Learning Off-By-One Mistakes: An Empirical Study
This addresses a common and labor-intensive error for software developers, but the results are incremental as they build on existing research with limited real-world impact.
The paper tackled the problem of detecting off-by-one mistakes in binary conditions in software by exploring deep learning models, achieving 85% precision and 84% recall on a balanced dataset but showing modest performance on real-world bugs and no confirmed bugs in an industrial test.
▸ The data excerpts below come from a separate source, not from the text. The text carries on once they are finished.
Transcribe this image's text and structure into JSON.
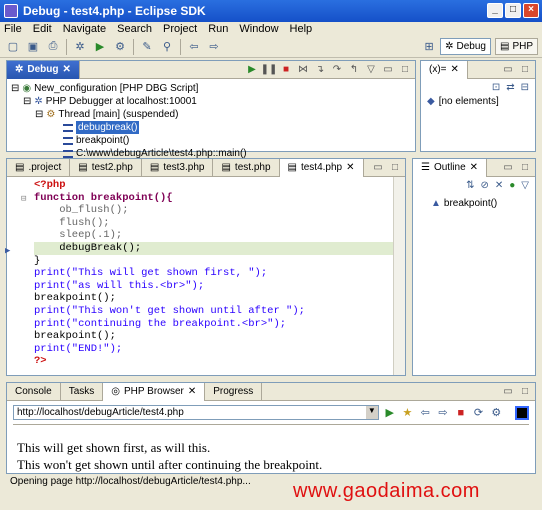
{
  "window": {
    "title": "Debug - test4.php - Eclipse SDK"
  },
  "menu": [
    "File",
    "Edit",
    "Navigate",
    "Search",
    "Project",
    "Run",
    "Window",
    "Help"
  ],
  "perspectives": [
    {
      "label": "Debug",
      "active": true
    },
    {
      "label": "PHP",
      "active": false
    }
  ],
  "debug_view": {
    "tab": "Debug",
    "tree": [
      {
        "label": "New_configuration [PHP DBG Script]",
        "indent": 0,
        "selected": false
      },
      {
        "label": "PHP Debugger at localhost:10001",
        "indent": 1,
        "selected": false
      },
      {
        "label": "Thread [main] (suspended)",
        "indent": 2,
        "selected": false
      },
      {
        "label": "debugbreak()",
        "indent": 3,
        "selected": true
      },
      {
        "label": "breakpoint()",
        "indent": 3,
        "selected": false
      },
      {
        "label": "C:\\www\\debugArticle\\test4.php::main()",
        "indent": 3,
        "selected": false
      }
    ]
  },
  "variables_view": {
    "tab_icon": "(x)=",
    "empty_text": "[no elements]"
  },
  "editor": {
    "tabs": [
      ".project",
      "test2.php",
      "test3.php",
      "test.php",
      "test4.php"
    ],
    "active_tab": "test4.php",
    "lines": [
      "<?php",
      "function breakpoint(){",
      "    ob_flush();",
      "    flush();",
      "    sleep(.1);",
      "    debugBreak();",
      "}",
      "print(\"This will get shown first, \");",
      "print(\"as will this.<br>\");",
      "breakpoint();",
      "print(\"This won't get shown until after \");",
      "print(\"continuing the breakpoint.<br>\");",
      "breakpoint();",
      "print(\"END!\");",
      "?>"
    ],
    "highlight_line": 6
  },
  "outline_view": {
    "tab": "Outline",
    "items": [
      "breakpoint()"
    ]
  },
  "bottom_panel": {
    "tabs": [
      "Console",
      "Tasks",
      "PHP Browser",
      "Progress"
    ],
    "active_tab": "PHP Browser",
    "url": "http://localhost/debugArticle/test4.php",
    "page_lines": [
      "This will get shown first, as will this.",
      "This won't get shown until after continuing the breakpoint."
    ]
  },
  "status": {
    "text": "Opening page http://localhost/debugArticle/test4.php..."
  },
  "watermark": "www.gaodaima.com",
  "colors": {
    "title_blue": "#1550c8",
    "selection": "#316ac5",
    "watermark": "#e01010"
  }
}
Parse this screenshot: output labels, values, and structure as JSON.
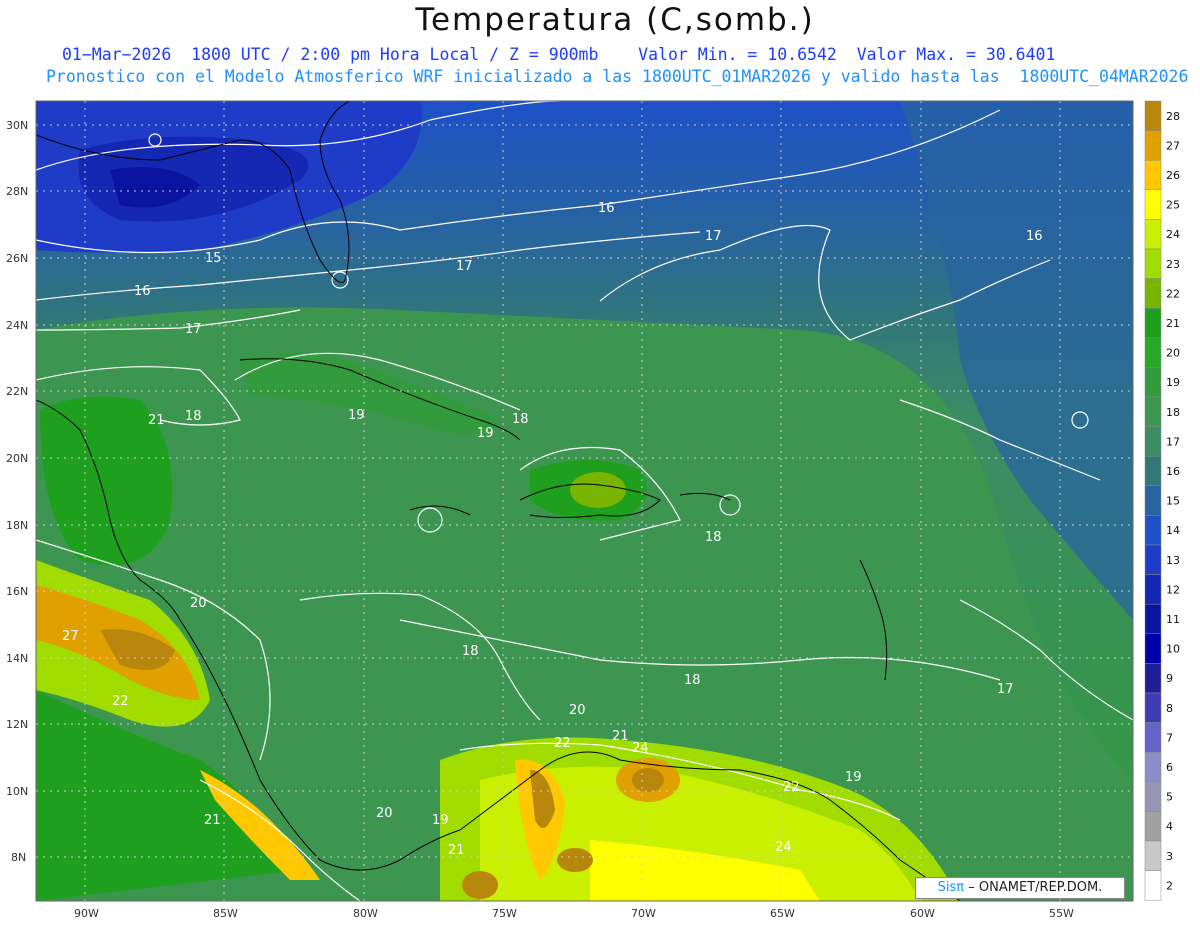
{
  "header": {
    "title": "Temperatura (C,somb.)",
    "line1": "01−Mar−2026  1800 UTC / 2:00 pm Hora Local / Z = 900mb    Valor Min. = 10.6542  Valor Max. = 30.6401",
    "line2": "Pronostico con el Modelo Atmosferico WRF inicializado a las 1800UTC_01MAR2026 y valido hasta las  1800UTC_04MAR2026"
  },
  "axes": {
    "lat_labels": [
      "30N",
      "28N",
      "26N",
      "24N",
      "22N",
      "20N",
      "18N",
      "16N",
      "14N",
      "12N",
      "10N",
      "8N"
    ],
    "lon_labels": [
      "90W",
      "85W",
      "80W",
      "75W",
      "70W",
      "65W",
      "60W",
      "55W"
    ]
  },
  "colorbar": {
    "labels": [
      "28",
      "27",
      "26",
      "25",
      "24",
      "23",
      "22",
      "21",
      "20",
      "19",
      "18",
      "17",
      "16",
      "15",
      "14",
      "13",
      "12",
      "11",
      "10",
      "9",
      "8",
      "7",
      "6",
      "5",
      "4",
      "3",
      "2"
    ],
    "colors": [
      "#b8860b",
      "#e0a000",
      "#ffc800",
      "#ffff00",
      "#c8f000",
      "#a0dc00",
      "#78b400",
      "#1ea01e",
      "#28a828",
      "#329b3c",
      "#3c9650",
      "#3c8c64",
      "#327878",
      "#2864a0",
      "#1e50c8",
      "#1e3cc8",
      "#1428b4",
      "#0a14a0",
      "#0000aa",
      "#1e1e96",
      "#3c3cb4",
      "#6464c8",
      "#8c8cc8",
      "#9696b4",
      "#a0a0a0",
      "#c8c8c8",
      "#ffffff"
    ]
  },
  "contour_labels": [
    {
      "text": "16"
    },
    {
      "text": "17"
    },
    {
      "text": "15"
    },
    {
      "text": "16"
    },
    {
      "text": "17"
    },
    {
      "text": "17"
    },
    {
      "text": "16"
    },
    {
      "text": "21"
    },
    {
      "text": "18"
    },
    {
      "text": "19"
    },
    {
      "text": "18"
    },
    {
      "text": "19"
    },
    {
      "text": "18"
    },
    {
      "text": "20"
    },
    {
      "text": "27"
    },
    {
      "text": "22"
    },
    {
      "text": "18"
    },
    {
      "text": "18"
    },
    {
      "text": "17"
    },
    {
      "text": "20"
    },
    {
      "text": "22"
    },
    {
      "text": "21"
    },
    {
      "text": "24"
    },
    {
      "text": "22"
    },
    {
      "text": "19"
    },
    {
      "text": "21"
    },
    {
      "text": "20"
    },
    {
      "text": "19"
    },
    {
      "text": "21"
    },
    {
      "text": "24"
    }
  ],
  "credit": {
    "brand": "Sisπ",
    "text": "– ONAMET/REP.DOM."
  }
}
Mistakes in binary conditions are a source of error in many software systems. They happen when developers use, e.g., < or > instead of <= or >=. These boundary mistakes are hard to find and impose manual, labor-intensive work for software developers. While previous research has been proposing solutions to identify errors in boundary conditions, the problem remains open. In this paper, we explore the effectiveness of deep learning models in learning and predicting mistakes in boundary conditions. We train different models on approximately 1.6M examples with faults in different boundary conditions. We achieve a precision of 85% and a recall of 84% on a balanced dataset, but lower numbers in an imbalanced dataset. We also perform tests on 41 real-world boundary condition bugs found from GitHub, where the model shows only a modest performance. Finally, we test the model on a large-scale Java code base from Adyen, our industrial partner. The model reported 36 buggy methods, but none of them were confirmed by developers.